И вот наконец я оказываюсь лицом к лицу с человеком-тайной – Аланом Кромвелем, наливаю ему очередную рюмку, похлопываю по спине – короче, наслаждаюсь на всю катушку. Прямо в нашем собственном маленьком гнездышке!
Встречу устроила Мона – с молчаливого согласия дока Кронски. Кронски тоже пьет, кричит и жестикулирует. Ему вторит его маленькая мышка-жена, которая в данном случае изображает мою половину. А я – больше не Генри Миллер. На этот вечер мне дана новая кличка – доктор Гарри Маркс.
Нет только Моны. Она, «наверное», прибудет позже.
С момента, когда в тот вечер мы с Кромвелем обменялись рукопожатием, наши дела продвинулись фантастически. Кстати говоря, должен признать: внешне он весьма привлекателен. И располагает к себе не только наружностью, отвечающей особому южному типу мужской красоты, но и хорошо подвешенным языком и какой-то почти детской доверчивостью.
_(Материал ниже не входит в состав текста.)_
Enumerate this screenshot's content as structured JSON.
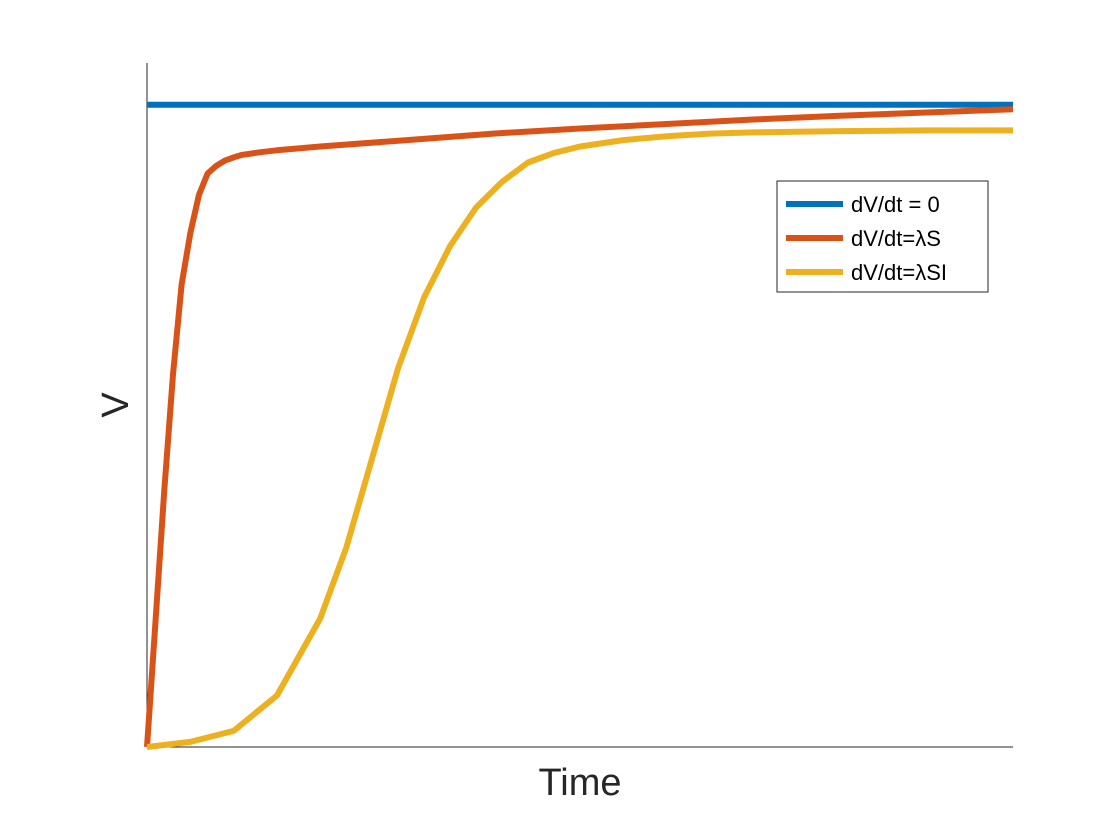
{
  "chart_data": {
    "type": "line",
    "title": "",
    "xlabel": "Time",
    "ylabel": "V",
    "xlim": [
      0,
      1
    ],
    "ylim": [
      0,
      1
    ],
    "xticks": [],
    "yticks": [],
    "grid": false,
    "legend_position": "top-right",
    "series": [
      {
        "name": "dV/dt = 0",
        "color": "#0072BD",
        "x": [
          0,
          1
        ],
        "y": [
          1.0,
          1.0
        ]
      },
      {
        "name": "dV/dt=λS",
        "color": "#D95319",
        "x": [
          0,
          0.01,
          0.02,
          0.03,
          0.04,
          0.05,
          0.06,
          0.07,
          0.08,
          0.09,
          0.1,
          0.11,
          0.12,
          0.13,
          0.15,
          0.2,
          0.3,
          0.4,
          0.5,
          0.6,
          0.7,
          0.8,
          0.9,
          1.0
        ],
        "y": [
          0,
          0.2,
          0.4,
          0.58,
          0.72,
          0.8,
          0.86,
          0.893,
          0.905,
          0.913,
          0.918,
          0.922,
          0.924,
          0.926,
          0.929,
          0.935,
          0.945,
          0.955,
          0.963,
          0.97,
          0.977,
          0.983,
          0.988,
          0.993
        ]
      },
      {
        "name": "dV/dt=λSI",
        "color": "#EDB120",
        "x": [
          0,
          0.05,
          0.1,
          0.15,
          0.2,
          0.23,
          0.26,
          0.29,
          0.32,
          0.35,
          0.38,
          0.41,
          0.44,
          0.47,
          0.5,
          0.55,
          0.6,
          0.65,
          0.7,
          0.8,
          0.9,
          1.0
        ],
        "y": [
          0,
          0.008,
          0.025,
          0.08,
          0.2,
          0.31,
          0.45,
          0.59,
          0.7,
          0.78,
          0.84,
          0.88,
          0.91,
          0.925,
          0.935,
          0.945,
          0.951,
          0.955,
          0.957,
          0.959,
          0.96,
          0.96
        ]
      }
    ]
  }
}
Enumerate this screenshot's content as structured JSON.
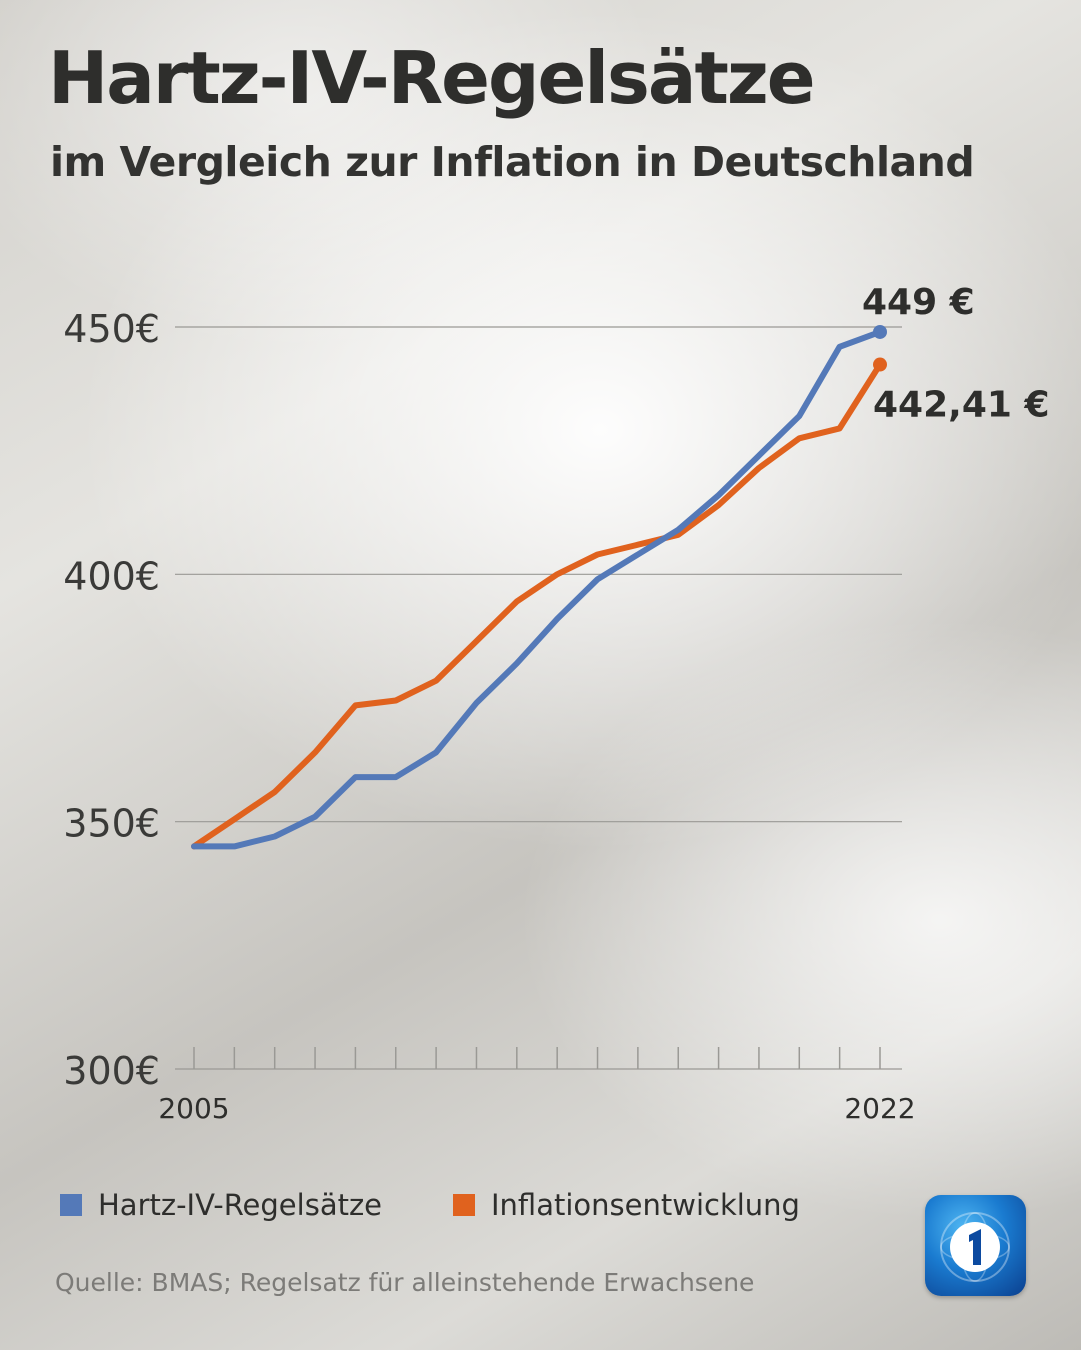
{
  "title": "Hartz-IV-Regelsätze",
  "subtitle": "im Vergleich zur Inflation in Deutschland",
  "legend": {
    "hartz": "Hartz-IV-Regelsätze",
    "inflation": "Inflationsentwicklung"
  },
  "source": "Quelle: BMAS; Regelsatz für alleinstehende Erwachsene",
  "colors": {
    "hartz": "#5479b8",
    "inflation": "#e0621e",
    "text": "#2e2e2c",
    "grid": "#9a9995"
  },
  "chart_data": {
    "type": "line",
    "title": "Hartz-IV-Regelsätze",
    "subtitle": "im Vergleich zur Inflation in Deutschland",
    "x": [
      2005,
      2006,
      2007,
      2008,
      2009,
      2010,
      2011,
      2012,
      2013,
      2014,
      2015,
      2016,
      2017,
      2018,
      2019,
      2020,
      2021,
      2022
    ],
    "x_tick_labels": [
      "2005",
      "2022"
    ],
    "y_tick_labels": [
      "300€",
      "350€",
      "400€",
      "450€"
    ],
    "y_ticks": [
      300,
      350,
      400,
      450
    ],
    "ylim": [
      300,
      450
    ],
    "series": [
      {
        "name": "Hartz-IV-Regelsätze",
        "color": "#5479b8",
        "values": [
          345,
          345,
          347,
          351,
          359,
          359,
          364,
          374,
          382,
          391,
          399,
          404,
          409,
          416,
          424,
          432,
          446,
          449
        ],
        "end_label": "449 €"
      },
      {
        "name": "Inflationsentwicklung",
        "color": "#e0621e",
        "values": [
          345,
          350.5,
          356,
          364,
          373.5,
          374.5,
          378.5,
          386.5,
          394.5,
          400,
          404,
          406,
          408,
          414,
          421.5,
          427.5,
          429.5,
          442.41
        ],
        "end_label": "442,41 €"
      }
    ]
  }
}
Назвать его глупым язык не поворачивается. Наивным – пожалуй, да. Он отнюдь не рафинирован – скорее просто умен. Не семи пядей во лбу, а просто человек со способностями. Человек с добрым сердцем. Экстраверт, до краев переполненный доброжелательностью.
Разыгрывать такого человека, делать из него посмешище казалось постыдным промыслом. Идея пригласить Кромвеля, как я понял, принадлежала Кронски, а не Моне. Чувствуя себя виновной в том, что мы так долго не уделяли ему внимания, она – возможно, бездумно – согласилась с его предложением. Так, по крайней мере, казалось.
В общем, расклад получился хуже некуда. Неразбериха царила полная. К счастью, Кромвель прибыл к нам полным воодушевления и раздувшимся от энтузиазма, как дирижабль. Его, доверчивого от природы, выпивка окончательно расслабила. Казалось, он не понимал, что Кронски еврей, хотя еврейская внешность последнего просто в глаза лезла. Кромвель принял его за русского. Обо мне же – «докторе Марксе» – он и подавно не знал, что думать. (У Кронски возникла блестящая идея выдать за еврея меня.) Однако сей поразительный факт на Кромвеля ничуть не повлиял. С равным успехом можно было сообщить ему, что я – индеец из племени сиу или эскимос. Он, однако, заинтересовался, чем я зарабатываю на жизнь. Согласно заранее разработанному плану я сообщил ему, что я хирург и что мы с доктором Кронски совместно снимаем помещение и делим его между собой. Кромвель взглянул на мои руки и на полном серьезе кивнул.
В течение бесконечного вечера мне труднее всего было удержать в памяти, что жена Кронски – моя жена. Таково было очередное порождение фонтанирующей фантазии Кронски – по его мысли, своего рода отвлекающий подозрения маневр. Но каждый раз, как я бросал взгляд на его мышку, меня подмывало желание ее прихлопнуть. Как могли мы потчевали ее выпивкой; в ответ она снисходила лишь до того, чтобы пригубить, после чего отставляла стакан в сторону. Но по мере того, как вечер продолжался и наш юмор становился грубее, «мышь» тоже оживилась. Даже отпустила пару-другую скабрезных шуточек. Когда по какому-то поводу она разразилась припадком истерического хохота, я подумал: ей вот-вот станет плохо. Уныние лучше сочеталось с ее обликом.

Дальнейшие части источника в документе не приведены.